I am quite prepared to believe that "abstraction" can be very useful to 
"laboratory animals" - for example, it may be useful in getting the food 
that placed at the exit of a maze by an "experimental psychologist" or 
even better (though no doubt less frequently) getting out altogether out 
of the laboratory (alive). Moreover, it strikes me that the kind of 
"abstraction" these clever animals are capable of is closer to what the 
"average man in the street" is capable in mathematics than the latter is 
to the true mathematical geniuses. If we look at any history of 
mathematics we will find that it is rather like the history of art - the 
contribution made by "ordinary men" or even "ordinary mathematicians" 
hardly features in it. It is only a very tiny fraction of mankind that 
is is actually responsible for virtually all the advanced mathematics 
that exists today. So it seems to me that the really interesting 
question is not how people learned that 1 + 1 is 2 but how people like 
Grisha Perelman come to exist, do we need more of them and we get more 
of them, for example, with the help of Mathematica or Conrad Wolfram's 
"Computer Based Math Education"?

We are told that evolution has something to do with the development of 
mathematics. No doubt at some level it is true, but hardly at a level we 
would find interesting today. It is claimed that "mathematical ability 
is useful". Sure, but for how long in human history has it been more 
useful than, say, powerful muscles or running or throwing abilities? 
Historical examples, e.g. Archimedes and the Roman soldier or Abel's 
death in abject poverty are not terribly encouraging. Perhaps people 
with high mathematical abilities are then  better able to attract the 
opposite sex (which would give them an "evolutionary advantage")? I can 
almost hear the bitter laughter of my departmental colleagues. So what 
exactly is the evolutionary path from a near "laboratory animal" to 
Riemann or Perelman? It does not seem, I think,  to lead via the 
ordinary man, at whom Conrad's educational ideas are addressed.

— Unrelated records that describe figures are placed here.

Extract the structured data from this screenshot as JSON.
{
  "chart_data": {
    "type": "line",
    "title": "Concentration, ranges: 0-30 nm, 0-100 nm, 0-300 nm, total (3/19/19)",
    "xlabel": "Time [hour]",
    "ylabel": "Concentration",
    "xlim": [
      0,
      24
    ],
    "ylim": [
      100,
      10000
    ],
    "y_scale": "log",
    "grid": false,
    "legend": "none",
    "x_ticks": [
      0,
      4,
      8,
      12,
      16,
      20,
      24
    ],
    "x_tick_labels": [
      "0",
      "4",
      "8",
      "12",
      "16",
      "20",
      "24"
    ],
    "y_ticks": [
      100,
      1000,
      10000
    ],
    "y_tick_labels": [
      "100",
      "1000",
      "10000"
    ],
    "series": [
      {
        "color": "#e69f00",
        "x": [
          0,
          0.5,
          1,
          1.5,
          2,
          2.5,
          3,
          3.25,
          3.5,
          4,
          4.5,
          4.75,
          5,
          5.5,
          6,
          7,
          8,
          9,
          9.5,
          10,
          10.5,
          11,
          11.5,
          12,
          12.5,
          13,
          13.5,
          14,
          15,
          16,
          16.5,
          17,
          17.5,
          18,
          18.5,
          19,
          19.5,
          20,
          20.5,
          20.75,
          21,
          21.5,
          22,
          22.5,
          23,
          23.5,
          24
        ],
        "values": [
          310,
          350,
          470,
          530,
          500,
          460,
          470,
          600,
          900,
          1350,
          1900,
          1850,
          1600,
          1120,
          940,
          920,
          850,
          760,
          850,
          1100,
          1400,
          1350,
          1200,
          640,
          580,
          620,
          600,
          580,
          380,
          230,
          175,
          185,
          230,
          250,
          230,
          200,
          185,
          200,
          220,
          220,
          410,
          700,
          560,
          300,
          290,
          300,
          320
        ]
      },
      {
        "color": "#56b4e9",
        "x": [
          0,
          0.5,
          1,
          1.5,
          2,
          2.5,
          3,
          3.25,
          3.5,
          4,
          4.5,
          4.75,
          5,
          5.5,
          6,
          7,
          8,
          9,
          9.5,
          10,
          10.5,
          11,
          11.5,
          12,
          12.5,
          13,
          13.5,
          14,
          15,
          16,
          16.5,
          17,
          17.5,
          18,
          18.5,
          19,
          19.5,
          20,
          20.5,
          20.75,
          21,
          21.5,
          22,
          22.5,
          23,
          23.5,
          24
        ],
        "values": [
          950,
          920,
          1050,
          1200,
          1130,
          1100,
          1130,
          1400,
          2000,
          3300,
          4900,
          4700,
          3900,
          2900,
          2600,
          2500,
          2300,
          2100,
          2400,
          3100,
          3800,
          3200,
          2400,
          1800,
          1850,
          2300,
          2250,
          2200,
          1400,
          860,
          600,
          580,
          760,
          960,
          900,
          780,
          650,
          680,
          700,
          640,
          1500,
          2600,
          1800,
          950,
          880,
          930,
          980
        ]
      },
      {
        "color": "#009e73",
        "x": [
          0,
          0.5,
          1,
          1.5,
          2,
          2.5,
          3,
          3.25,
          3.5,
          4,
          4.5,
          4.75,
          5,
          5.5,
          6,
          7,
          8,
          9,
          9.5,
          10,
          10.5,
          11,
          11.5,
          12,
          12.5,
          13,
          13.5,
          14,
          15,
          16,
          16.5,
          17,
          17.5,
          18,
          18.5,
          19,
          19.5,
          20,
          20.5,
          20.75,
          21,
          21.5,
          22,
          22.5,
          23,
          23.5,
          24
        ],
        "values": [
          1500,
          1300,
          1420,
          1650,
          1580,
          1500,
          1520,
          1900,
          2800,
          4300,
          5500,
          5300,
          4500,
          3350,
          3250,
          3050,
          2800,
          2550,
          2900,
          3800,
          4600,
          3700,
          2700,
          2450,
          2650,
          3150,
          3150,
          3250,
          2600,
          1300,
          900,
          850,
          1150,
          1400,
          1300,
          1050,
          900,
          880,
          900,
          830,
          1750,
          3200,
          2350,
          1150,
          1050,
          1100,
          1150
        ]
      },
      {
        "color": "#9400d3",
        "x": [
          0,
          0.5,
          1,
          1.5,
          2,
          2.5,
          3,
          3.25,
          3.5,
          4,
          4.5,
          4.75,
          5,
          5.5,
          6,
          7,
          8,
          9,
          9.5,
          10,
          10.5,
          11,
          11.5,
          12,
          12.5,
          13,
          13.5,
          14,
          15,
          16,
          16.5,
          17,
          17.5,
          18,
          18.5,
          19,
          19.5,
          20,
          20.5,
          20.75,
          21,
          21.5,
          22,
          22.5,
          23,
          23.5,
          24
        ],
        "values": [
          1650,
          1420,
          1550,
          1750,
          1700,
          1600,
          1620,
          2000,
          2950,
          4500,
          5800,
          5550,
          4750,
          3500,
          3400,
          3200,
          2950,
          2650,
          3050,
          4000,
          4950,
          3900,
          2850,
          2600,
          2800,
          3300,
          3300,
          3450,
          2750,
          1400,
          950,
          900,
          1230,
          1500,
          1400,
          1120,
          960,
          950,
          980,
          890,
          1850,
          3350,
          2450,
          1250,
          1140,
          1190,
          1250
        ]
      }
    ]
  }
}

Personally, I do have an answer to this that satisfies myself, but it is 
not as entertaining as the ones that have already appeared in this 
thread so I will keep it to myself. But I have no doubt that better 
teaching methods (if they are indeed better) will not make the slightest 
impact on the number not only go mathematical geniuses but also on the 
number of good, professional mathematicians who sometimes manage to make 
some impact on the footnotes of the history of mathematics.

So, since this thread has nothing at all to do with the education of 
"real mathematicians" (and since it is obviously they are unlikely to be 
converted into something else by arguments such as that what they do is 
"meaningless" and irritating for certain non-mathematicians) the real 
question seems to be: do we really need to make many people better at 
the "other kind" of mathematics?  Or,  is an increased competence in 
using Mathematica  people with little mathematical interest or aptitude 
going to be of a serious benefit to them or to the rest of society? 
Well, I think the jury is still out on this one. I can see one obvious 
benefit: to Wolfram Research. Also, perhaps to people like myself, who 
sometimes get asked to teach this sort of thing. But if this is going to 
happen at the expense of turning people away from non-mathematical 
subjects where their real interests and talents like to make them 
second-rate computer mathematicians, I think they and society will be 
the poorer for this. In fact, I have yet to see any convincing argument 
that more mathematicians (even of the very best kind by any definition) 
is what society needs (people who think so should reflect on the fact 
that the Soviet Union, particularly the university of Moscow, had a 
fantastic school of mathematics, both pure and applied, and how much 
good it did to it).

Of course I am not addressing the one serious issue that was raised by 
the original poster - the proper mathematical education for many or most 
experimental scientists, including physicists. In this respect, I 
actually agree with Alexei. But as for the attempts to extend the 
discussion beyond its original scope.